COMMENT: Everything feels sick and sad and kind of pointless.
This is what national mourning feels like.
New Zealand is at half-mast: half-ashamed of itself, half-mad with grief – there's a lot of halves going on, a lot of unfinished, unresolved feelings of rage and blame and anguish.
But that's nothing. That's beside the point. The real mourning, the actual grief, belongs to the only people who truly matter in Friday's lout rampage.
The survivors, and the families of the 49 victims, are the most important people in New Zealand right now. They will gather at funerals. They will attend memorials. They will experience the long, constant fact of something which Christchurch, more than anywhere in New Zealand, has got a fix on: absence.
The earthquakes made it the city of the missing. The mosque shootings have taken away another 49 people who were simply going about their business. Kiwi Muslims, at the Friday prayer at their mosque, banded together, united in worship and faith: they were in the right place at the right time.
Until along came death in the shape of no one special. It takes someone supremely ordinary to subscribe to junk thinking about racial supremacy and to act on the need to do something about it. The chances are really rather high that everything we'll learn about the shooter over the next few days and weeks will remind us not just of the banality of evil - but also just how thick it generally is, and how deeply worthless.
The far more interesting stories to watch for will be the ones about the 49 victims. Their names, their lives, where they came from, what they enjoyed, what they contributed, who they knew and loved.
One of our foundation myths as a people is that New Zealanders rally around their friends and neighbours in a crisis.
We're there for each other, we lend a hand, we'll see each other right, eh, e hoa. There are going to be countless examples of it – sometimes in the media, mostly behind the scenes – as New Zealanders pledge their support to the families of the 49 dead.

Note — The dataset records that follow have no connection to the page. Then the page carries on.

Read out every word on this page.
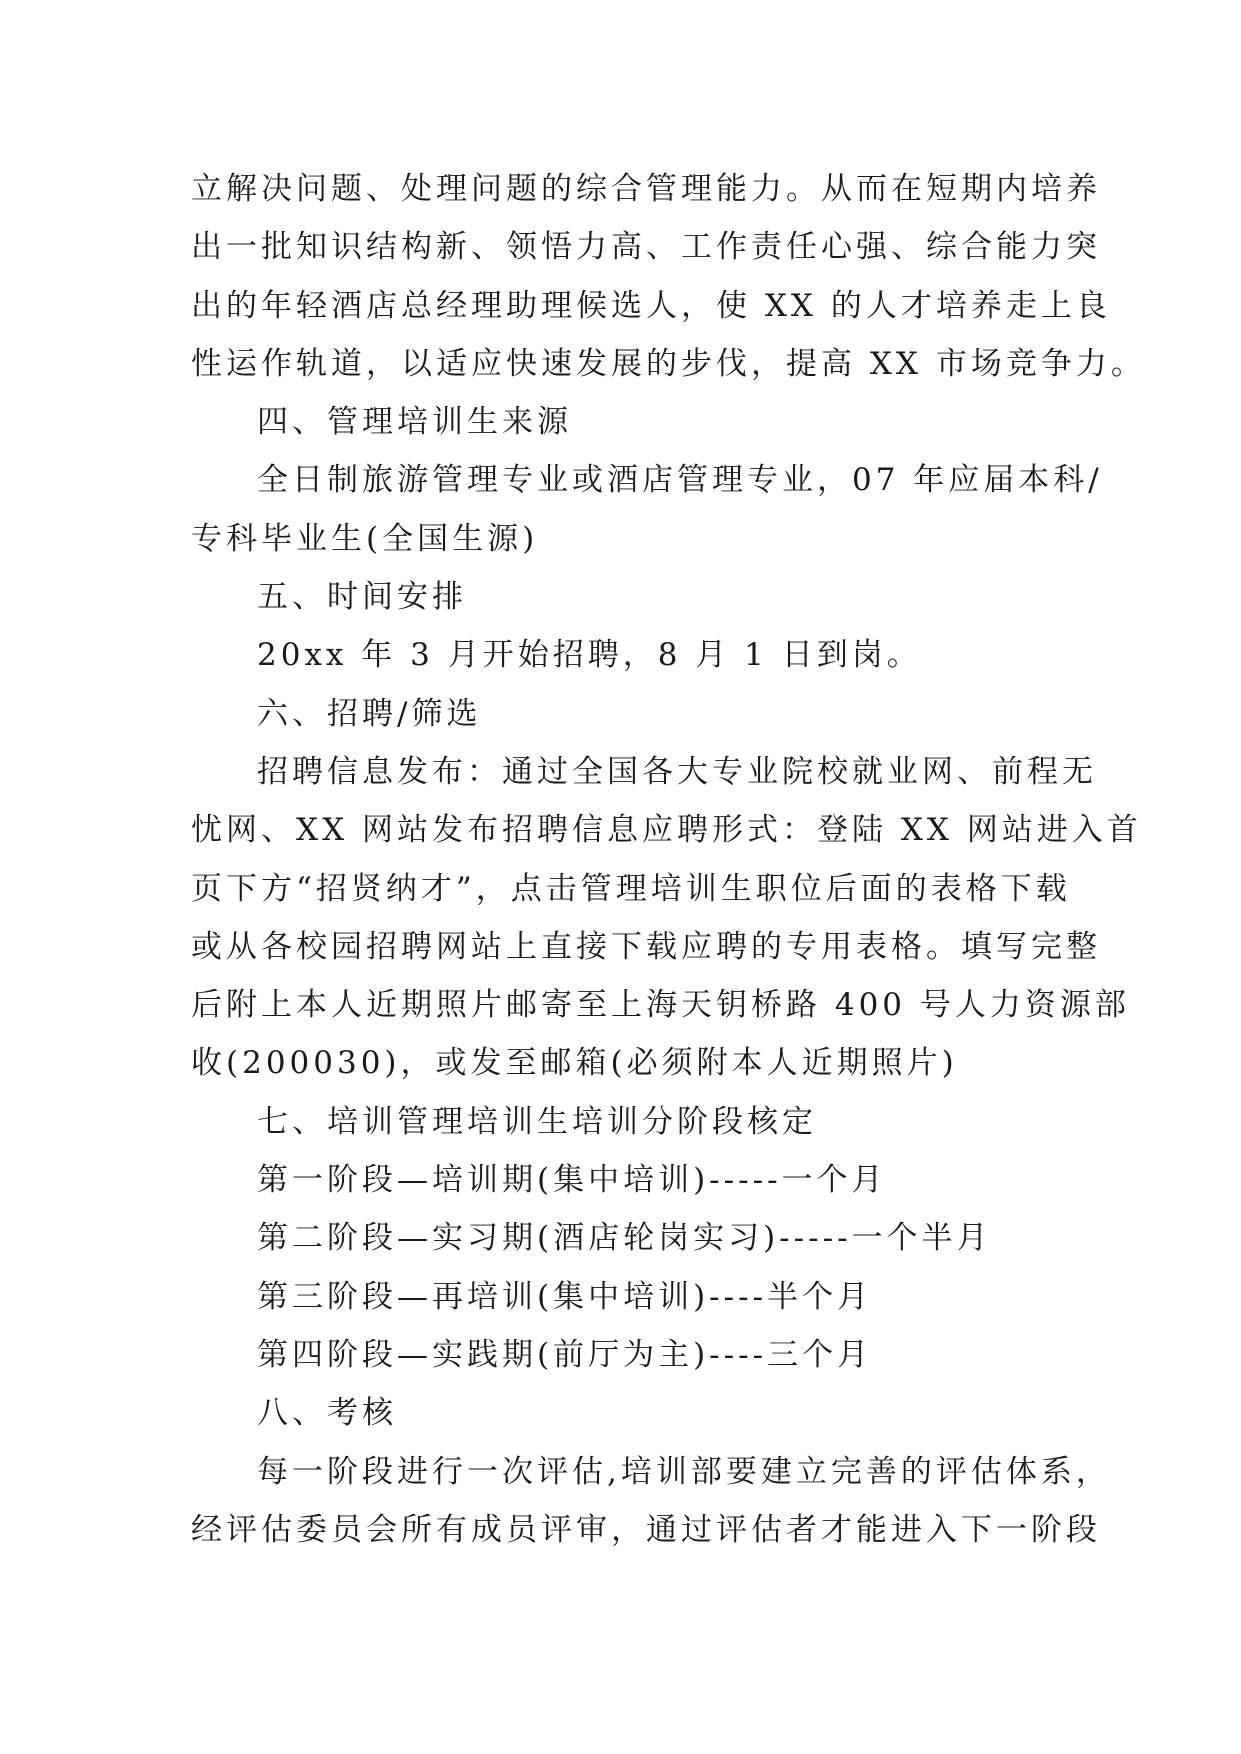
立解决问题、处理问题的综合管理能力。从而在短期内培养
出一批知识结构新、领悟力高、工作责任心强、综合能力突
出的年轻酒店总经理助理候选人，使 XX 的人才培养走上良
性运作轨道，以适应快速发展的步伐，提高 XX 市场竞争力。
四、管理培训生来源
全日制旅游管理专业或酒店管理专业，07 年应届本科/
专科毕业生(全国生源)
五、时间安排
20xx 年 3 月开始招聘，8 月 1 日到岗。
六、招聘/筛选
招聘信息发布：通过全国各大专业院校就业网、前程无
忧网、XX 网站发布招聘信息应聘形式：登陆 XX 网站进入首
页下方“招贤纳才”，点击管理培训生职位后面的表格下载
或从各校园招聘网站上直接下载应聘的专用表格。填写完整
后附上本人近期照片邮寄至上海天钥桥路 400 号人力资源部
收(200030)，或发至邮箱(必须附本人近期照片)
七、培训管理培训生培训分阶段核定
第一阶段—培训期(集中培训)-----一个月
第二阶段—实习期(酒店轮岗实习)-----一个半月
第三阶段—再培训(集中培训)----半个月
第四阶段—实践期(前厅为主)----三个月
八、考核
每一阶段进行一次评估,培训部要建立完善的评估体系，
经评估委员会所有成员评审，通过评估者才能进入下一阶段
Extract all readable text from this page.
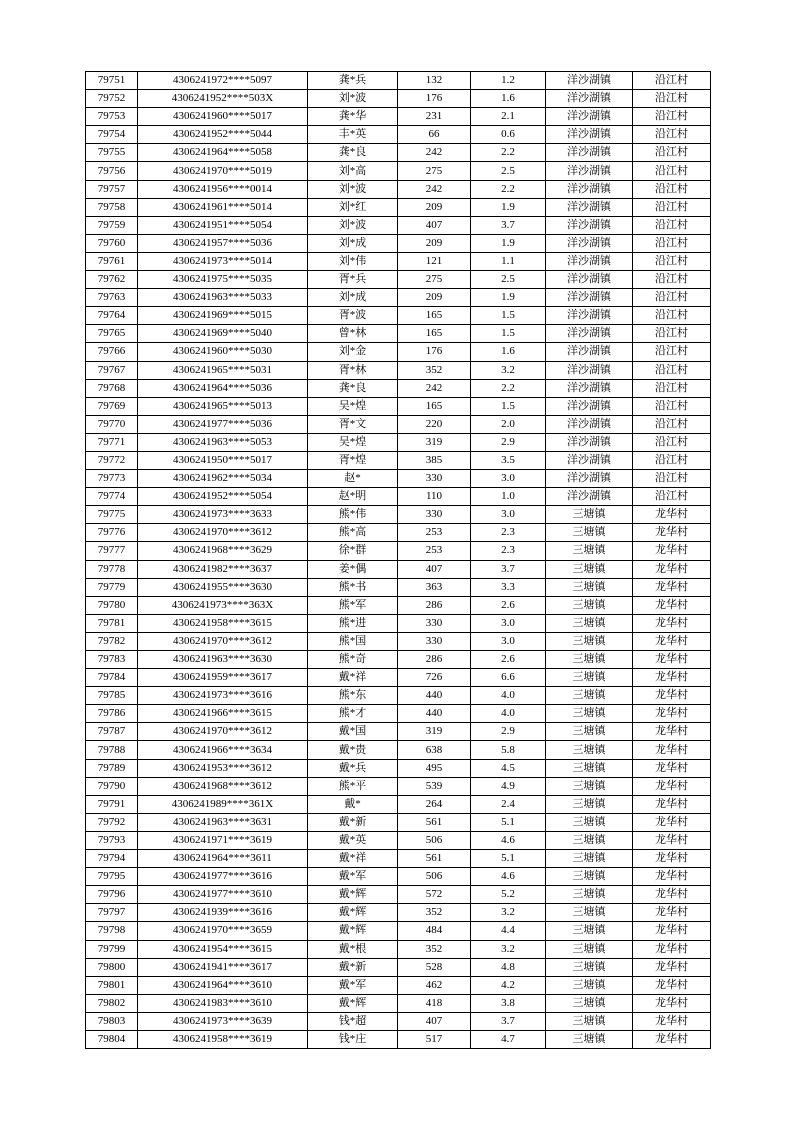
79751	4306241972****5097	龚*兵	132	1.2	洋沙湖镇	沿江村
79752	4306241952****503X	刘*波	176	1.6	洋沙湖镇	沿江村
79753	4306241960****5017	龚*华	231	2.1	洋沙湖镇	沿江村
79754	4306241952****5044	丰*英	66	0.6	洋沙湖镇	沿江村
79755	4306241964****5058	龚*良	242	2.2	洋沙湖镇	沿江村
79756	4306241970****5019	刘*高	275	2.5	洋沙湖镇	沿江村
79757	4306241956****0014	刘*波	242	2.2	洋沙湖镇	沿江村
79758	4306241961****5014	刘*红	209	1.9	洋沙湖镇	沿江村
79759	4306241951****5054	刘*波	407	3.7	洋沙湖镇	沿江村
79760	4306241957****5036	刘*成	209	1.9	洋沙湖镇	沿江村
79761	4306241973****5014	刘*伟	121	1.1	洋沙湖镇	沿江村
79762	4306241975****5035	胥*兵	275	2.5	洋沙湖镇	沿江村
79763	4306241963****5033	刘*成	209	1.9	洋沙湖镇	沿江村
79764	4306241969****5015	胥*波	165	1.5	洋沙湖镇	沿江村
79765	4306241969****5040	曾*林	165	1.5	洋沙湖镇	沿江村
79766	4306241960****5030	刘*金	176	1.6	洋沙湖镇	沿江村
79767	4306241965****5031	胥*林	352	3.2	洋沙湖镇	沿江村
79768	4306241964****5036	龚*良	242	2.2	洋沙湖镇	沿江村
79769	4306241965****5013	吴*煌	165	1.5	洋沙湖镇	沿江村
79770	4306241977****5036	胥*文	220	2.0	洋沙湖镇	沿江村
79771	4306241963****5053	吴*煌	319	2.9	洋沙湖镇	沿江村
79772	4306241950****5017	胥*煌	385	3.5	洋沙湖镇	沿江村
79773	4306241962****5034	赵*	330	3.0	洋沙湖镇	沿江村
79774	4306241952****5054	赵*明	110	1.0	洋沙湖镇	沿江村
79775	4306241973****3633	熊*伟	330	3.0	三塘镇	龙华村
79776	4306241970****3612	熊*高	253	2.3	三塘镇	龙华村
79777	4306241968****3629	徐*群	253	2.3	三塘镇	龙华村
79778	4306241982****3637	姜*偶	407	3.7	三塘镇	龙华村
79779	4306241955****3630	熊*书	363	3.3	三塘镇	龙华村
79780	4306241973****363X	熊*军	286	2.6	三塘镇	龙华村
79781	4306241958****3615	熊*进	330	3.0	三塘镇	龙华村
79782	4306241970****3612	熊*国	330	3.0	三塘镇	龙华村
79783	4306241963****3630	熊*奇	286	2.6	三塘镇	龙华村
79784	4306241959****3617	戴*祥	726	6.6	三塘镇	龙华村
79785	4306241973****3616	熊*东	440	4.0	三塘镇	龙华村
79786	4306241966****3615	熊*才	440	4.0	三塘镇	龙华村
79787	4306241970****3612	戴*国	319	2.9	三塘镇	龙华村
79788	4306241966****3634	戴*贵	638	5.8	三塘镇	龙华村
79789	4306241953****3612	戴*兵	495	4.5	三塘镇	龙华村
79790	4306241968****3612	熊*平	539	4.9	三塘镇	龙华村
79791	4306241989****361X	戴*	264	2.4	三塘镇	龙华村
79792	4306241963****3631	戴*新	561	5.1	三塘镇	龙华村
79793	4306241971****3619	戴*英	506	4.6	三塘镇	龙华村
79794	4306241964****3611	戴*祥	561	5.1	三塘镇	龙华村
79795	4306241977****3616	戴*军	506	4.6	三塘镇	龙华村
79796	4306241977****3610	戴*辉	572	5.2	三塘镇	龙华村
79797	4306241939****3616	戴*辉	352	3.2	三塘镇	龙华村
79798	4306241970****3659	戴*辉	484	4.4	三塘镇	龙华村
79799	4306241954****3615	戴*根	352	3.2	三塘镇	龙华村
79800	4306241941****3617	戴*新	528	4.8	三塘镇	龙华村
79801	4306241964****3610	戴*军	462	4.2	三塘镇	龙华村
79802	4306241983****3610	戴*辉	418	3.8	三塘镇	龙华村
79803	4306241973****3639	钱*超	407	3.7	三塘镇	龙华村
79804	4306241958****3619	钱*庄	517	4.7	三塘镇	龙华村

There is also going to be a deep, lingering sense of confusion about just what the hell is going on in New Zealand for this to happen and for the whole world to be looking at us with shock and horror. Yes, yes, the killing isn't about the rest of us, it's about the men, women, and children directly caught up in it - but it's as much our business and our concern as any tragedy. We've been there before. Pike River. The Wahine. The Christchurch quakes. It's just that we've never remotely been here like this.
The closest precedent was the Rainbow Warrior bombing in 1985. That was political too; the ship was engaged in anti-nuclear protests, and the French government, back then committed to nuclear testing in the Pacific, ordered a hit. A man was killed in the explosion. His name was Fernando Pereira.
But the spies bungled the job – they didn't intend to kill anyone. The attacks on the Christchurch mosques were carried out with the express purpose of killing, maiming, injuring, traumatising.
We don't have any form with something like this. Now and then our artists have imagined a state of siege. CK Stead wrote his vision of violent resistance to a right-wing dictatorship in New Zealand in his 1971 novel Smith's Dream, later filmed by Roger Donaldson in the movie Sleeping Dogs; Craig Harrison's 1974 play, Tomorrow Will Be A Lovely Day, was a pretty good drama about armed conflict between Māori and European.
Ancient fictions from a time before 9/11. In 2019, out of the blue, an armed moron caught everyone by surprise.
It seems spurious to draw a line back to the agitations rarked up by last year's visit from those two alt-right grifters, Stefan Molyneux and Lauren Southern, and while acts of racially motivated nastiness may well be a fact of everyday, unreported life, nothing comes close to the actions of Friday's shooter, with his combat fatigues, his sat nav, his worthless 73-page manifesto.
New Zealand will revert to its natural state of ka pai and all good. We're really good at happiness; we insist on it, make a fetish of it – happiness is a national pastime. But it won't return for a while.
The national mourning, too, is real. We all live here. The 49 victims had the same rights as us. We shall remember them.